Dia merinci, selama periode Januari hingga 17 Mei 2010, kasus DBD terbanyak terjadi pada Maret 2010 yaitu sebanyak 2.560 kasus dan tiga orang diantaranya meninggal dunia. Kasus kedua terbanyak terjadi pada bulan April dengan 2.254 kasus dan sembilan orang diantaranya meninggal dunia. Sedangkan Februari terdapat 1.845 kasus dengan dua orang meninggal dunia, dan Januari terjadi 1.514 kasus dan tidak ada yang meninggal dunia, serta per 17 Mei terdapat 215 kasus dengan satu orang meninggal dunia. “Jadi korban meninggal dunia akibat DBD sepanjang tahun 2010 ini mencapai 15 orang dari 8.388 kasus,” ujarnya. Sementara dari lima wilayah kota administrasi dan satu kabupaten, kasus DBD tertinggi terdapat di Jakarta Timur dengan 2.262 kasus. Disusul Jakarta Selatan 2.143 kasus, Jakarta Utara 1.645 kasus, Jakarta Barat 1.383 kasus, Jakarta Pusat 954 kasus, dan Kepulauan Seribu satu kasus. Namun, jika dilihat dari rata-rata tingkat kasus penyebaran DBD atau insiden rate (IR) DBD, Jakarta Utara menempati peringkat pertama meski jumlah kasus yang terjadi lebih rendah Jakarta Timur dan Jakarta Selatan.
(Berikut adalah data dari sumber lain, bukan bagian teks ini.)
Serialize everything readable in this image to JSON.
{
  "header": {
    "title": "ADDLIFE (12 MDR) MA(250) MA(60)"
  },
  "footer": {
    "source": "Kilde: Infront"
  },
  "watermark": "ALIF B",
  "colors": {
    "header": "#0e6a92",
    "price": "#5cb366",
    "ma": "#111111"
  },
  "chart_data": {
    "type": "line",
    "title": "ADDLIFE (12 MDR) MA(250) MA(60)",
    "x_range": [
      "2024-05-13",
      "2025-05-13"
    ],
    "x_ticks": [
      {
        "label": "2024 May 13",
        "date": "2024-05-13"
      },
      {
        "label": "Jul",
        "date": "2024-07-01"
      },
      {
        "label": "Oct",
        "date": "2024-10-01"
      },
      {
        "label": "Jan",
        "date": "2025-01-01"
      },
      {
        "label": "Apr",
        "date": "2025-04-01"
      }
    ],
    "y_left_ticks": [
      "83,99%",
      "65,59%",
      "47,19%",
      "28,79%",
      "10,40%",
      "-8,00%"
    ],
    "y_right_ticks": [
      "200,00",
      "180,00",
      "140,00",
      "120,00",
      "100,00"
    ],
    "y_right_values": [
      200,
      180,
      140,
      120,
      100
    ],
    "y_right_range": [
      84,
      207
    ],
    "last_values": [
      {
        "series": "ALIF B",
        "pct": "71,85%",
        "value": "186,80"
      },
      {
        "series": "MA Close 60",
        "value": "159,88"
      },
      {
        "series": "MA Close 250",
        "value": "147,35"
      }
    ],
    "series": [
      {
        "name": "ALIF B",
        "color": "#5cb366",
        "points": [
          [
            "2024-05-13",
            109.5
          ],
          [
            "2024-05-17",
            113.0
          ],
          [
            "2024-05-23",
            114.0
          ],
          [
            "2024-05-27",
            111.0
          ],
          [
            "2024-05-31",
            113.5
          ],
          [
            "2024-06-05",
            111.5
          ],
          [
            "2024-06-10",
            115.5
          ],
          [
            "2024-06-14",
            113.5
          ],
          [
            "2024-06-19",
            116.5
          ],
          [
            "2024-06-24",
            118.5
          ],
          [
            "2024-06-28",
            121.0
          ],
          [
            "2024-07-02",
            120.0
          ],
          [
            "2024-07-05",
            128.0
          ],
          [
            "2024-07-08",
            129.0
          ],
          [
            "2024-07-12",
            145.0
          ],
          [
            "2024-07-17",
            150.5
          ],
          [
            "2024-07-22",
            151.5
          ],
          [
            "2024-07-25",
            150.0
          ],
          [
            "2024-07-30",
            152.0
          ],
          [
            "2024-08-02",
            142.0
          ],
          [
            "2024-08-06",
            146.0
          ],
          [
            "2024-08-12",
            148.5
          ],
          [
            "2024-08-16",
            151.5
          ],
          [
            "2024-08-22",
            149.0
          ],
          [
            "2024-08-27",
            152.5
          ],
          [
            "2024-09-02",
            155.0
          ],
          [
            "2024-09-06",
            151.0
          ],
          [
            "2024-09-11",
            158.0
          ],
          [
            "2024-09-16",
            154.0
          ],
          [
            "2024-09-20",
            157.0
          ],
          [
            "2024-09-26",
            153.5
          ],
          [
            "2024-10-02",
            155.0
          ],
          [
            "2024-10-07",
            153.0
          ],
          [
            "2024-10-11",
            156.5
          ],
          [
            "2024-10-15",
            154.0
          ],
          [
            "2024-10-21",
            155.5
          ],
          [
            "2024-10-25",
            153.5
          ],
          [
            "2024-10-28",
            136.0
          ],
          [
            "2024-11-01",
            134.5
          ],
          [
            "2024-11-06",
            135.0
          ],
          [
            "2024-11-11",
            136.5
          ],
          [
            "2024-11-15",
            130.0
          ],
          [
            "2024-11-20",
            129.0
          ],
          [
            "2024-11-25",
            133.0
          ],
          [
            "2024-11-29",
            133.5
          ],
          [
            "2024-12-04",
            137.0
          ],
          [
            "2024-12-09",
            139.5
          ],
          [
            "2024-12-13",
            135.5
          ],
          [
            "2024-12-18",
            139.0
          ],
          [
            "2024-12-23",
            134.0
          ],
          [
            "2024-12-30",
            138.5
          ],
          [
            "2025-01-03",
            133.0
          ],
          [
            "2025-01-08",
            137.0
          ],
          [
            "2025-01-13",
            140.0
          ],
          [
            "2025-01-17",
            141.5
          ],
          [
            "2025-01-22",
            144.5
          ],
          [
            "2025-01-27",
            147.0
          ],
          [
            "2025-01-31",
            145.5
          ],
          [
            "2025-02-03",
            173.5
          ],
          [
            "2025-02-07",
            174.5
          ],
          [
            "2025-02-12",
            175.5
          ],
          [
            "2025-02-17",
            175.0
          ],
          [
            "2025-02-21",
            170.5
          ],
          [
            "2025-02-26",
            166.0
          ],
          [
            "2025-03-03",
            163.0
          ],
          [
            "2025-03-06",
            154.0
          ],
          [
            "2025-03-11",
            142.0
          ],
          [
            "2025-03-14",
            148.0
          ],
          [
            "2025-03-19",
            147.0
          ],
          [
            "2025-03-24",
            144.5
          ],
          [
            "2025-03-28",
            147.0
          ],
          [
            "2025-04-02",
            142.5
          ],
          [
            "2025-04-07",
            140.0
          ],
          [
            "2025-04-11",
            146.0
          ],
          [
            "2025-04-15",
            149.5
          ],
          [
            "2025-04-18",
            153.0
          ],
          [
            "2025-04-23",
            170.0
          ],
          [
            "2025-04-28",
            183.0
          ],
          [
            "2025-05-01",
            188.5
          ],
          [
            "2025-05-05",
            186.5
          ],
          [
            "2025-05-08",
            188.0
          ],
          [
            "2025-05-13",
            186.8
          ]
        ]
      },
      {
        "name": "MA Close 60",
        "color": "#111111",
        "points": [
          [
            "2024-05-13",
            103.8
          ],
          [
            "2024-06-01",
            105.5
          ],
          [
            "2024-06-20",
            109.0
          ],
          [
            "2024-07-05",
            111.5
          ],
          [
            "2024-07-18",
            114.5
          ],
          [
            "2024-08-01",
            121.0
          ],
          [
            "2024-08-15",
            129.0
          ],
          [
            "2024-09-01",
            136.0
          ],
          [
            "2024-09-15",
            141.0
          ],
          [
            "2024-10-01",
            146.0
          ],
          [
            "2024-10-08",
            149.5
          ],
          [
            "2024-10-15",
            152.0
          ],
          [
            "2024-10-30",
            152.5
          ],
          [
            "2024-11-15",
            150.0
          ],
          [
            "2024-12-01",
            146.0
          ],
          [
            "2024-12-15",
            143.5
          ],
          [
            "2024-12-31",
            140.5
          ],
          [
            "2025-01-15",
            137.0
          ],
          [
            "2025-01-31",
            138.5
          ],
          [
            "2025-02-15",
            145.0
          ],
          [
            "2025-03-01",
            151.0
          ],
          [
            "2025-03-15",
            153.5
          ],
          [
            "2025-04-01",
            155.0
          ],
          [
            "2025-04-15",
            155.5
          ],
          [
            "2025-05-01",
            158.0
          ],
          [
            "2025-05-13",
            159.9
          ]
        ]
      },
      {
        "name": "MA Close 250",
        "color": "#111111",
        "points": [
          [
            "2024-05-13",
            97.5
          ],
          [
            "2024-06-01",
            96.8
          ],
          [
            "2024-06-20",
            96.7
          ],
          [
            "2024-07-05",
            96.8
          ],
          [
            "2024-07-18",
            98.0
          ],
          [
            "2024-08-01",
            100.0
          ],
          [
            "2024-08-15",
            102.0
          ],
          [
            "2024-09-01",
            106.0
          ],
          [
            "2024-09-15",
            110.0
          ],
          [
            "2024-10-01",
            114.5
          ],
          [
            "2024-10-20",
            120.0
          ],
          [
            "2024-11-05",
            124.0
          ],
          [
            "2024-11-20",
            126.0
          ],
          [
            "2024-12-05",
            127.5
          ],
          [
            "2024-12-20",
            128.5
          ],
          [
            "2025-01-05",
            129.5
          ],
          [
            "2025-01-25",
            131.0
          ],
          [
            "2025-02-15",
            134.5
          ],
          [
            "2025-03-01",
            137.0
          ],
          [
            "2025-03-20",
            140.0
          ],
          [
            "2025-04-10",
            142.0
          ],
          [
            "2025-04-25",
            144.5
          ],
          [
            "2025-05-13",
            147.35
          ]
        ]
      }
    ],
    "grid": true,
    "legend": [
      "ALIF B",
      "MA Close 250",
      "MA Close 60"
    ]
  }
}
Hingga Mei 2010 rata-rata insiden rate di Jakarta Utara mencapai 112,7 per 100.000 penduduk. Sementara IR DBD Jakarta Pusat mencapai 106,6 per 100.000 penduduk, Jakarta Barat mencapai 112,7 per 100.000 penduduk, Jakarta Selatan mencapi 100,1 per 100.000 penduduk, Jakarta Timur mencapai 93,2 per 100.000 penduduk, dan Kepulauan Seribu mencapai 5,1 per 100.000 penduduk. “IR Jakarta Utara lebih tinggi dari Jakarta Selatan dan Jakarta Timur, dikarenakan jumlah penduduk di Jakarta Utara lebih sedikit dari kedua wilayah tersebut. Itu yang mengakibatkan IR-nya cukup tinggi,” tuturnya. Meski jumlah kasus DBD menurun, namun jumlah kelurahan yang masuk dalam kategori zona merah DBD atau zona rawan DBD masih tergolong banyak. Pada April 2010, jumlah kelurahan yang masuk zona merah DBD mencapai 104 kelurahan dari 267 kelurahan. Rinciannya, Jakarta Pusat sebanyak 27 kelurahan, Jakarta Selatan 25 kelurahan, Jakarta Timur 22 kelurahan, Jakarta Barat 16 kelurahan, dan Jakarta Utara 14 kelurahan. Jumlah kelurahan yang rawan DBD itu juga cenderung naik setiap bulan. Pada Januari, jumlah kelurahan zona merah DBD mencapai 97 kelurahan, Februari 106 kelurahan, dan Maret 103 kelurahan. “Sistem zoning ini merupakan early warning system untuk mendeteksi lebih dini agar penyebaran DBD tidak tinggi. Selain itu juga sebagai pemetaan kasus DBD, sehingga kegiatan PSN dengan pola 3M dan jumantik semakin ditingkatkan di kelurahan zona merah,” ungkapnya.
surveilans adalah proses pengumpulan, pengolahan, analisis dan interpretasi data secara sistematik dan terus menerus serta penyebaran informasi kepada unit yang membutuhkan untuk dapat mengambil tindakan. Kaitan dengan kasus di kota Jakarta seperti diatas maka kaitannya dengan surveilans epidemiologi adalah kegiatan analisis secara sistematis dan terus menerus terhadap penyakit atau masalah-masalah kesehatan dan kondisi yang mempengaruhi terjadinya peningkatan dan penularan penyakit (DBD) atau masalah-masalah kesehatan tersebut, agar dapat melakukan tindakan penanggulangan secara efektif dan efisien melalui proses pengumpulan data, pengolahan dan penyebaran informasi epidemiologi kepada penyelenggara program kesehatan.
Manajemen Surveilans
Surveilans mencakup dua fungsi manajemen:
1. fungsi inti
Fungsi inti (core activities) mencakup kegiatan surveilans dan langkah-langkah intervensi kesehatan masyarakat. Kegiatan surveilans mencakup deteksi, pencatatan, pelaporan data, analisis data, konfirmasi epidemiologis maupun laboratoris, umpan-balik (feedback). Langkah intervensi kesehatan masyarakat mencakup respons segera (epidemic type response) dan respons terencana (management type response).
2. Fungsi pendukung
Fungsi pendukung (support activities) mencakup pelatihan, supervisi, penyediaan sumber daya manusia dan laboratorium, manajemen sumber daya, dan komunikasi (WHO, 2001; McNabb et al., 2002).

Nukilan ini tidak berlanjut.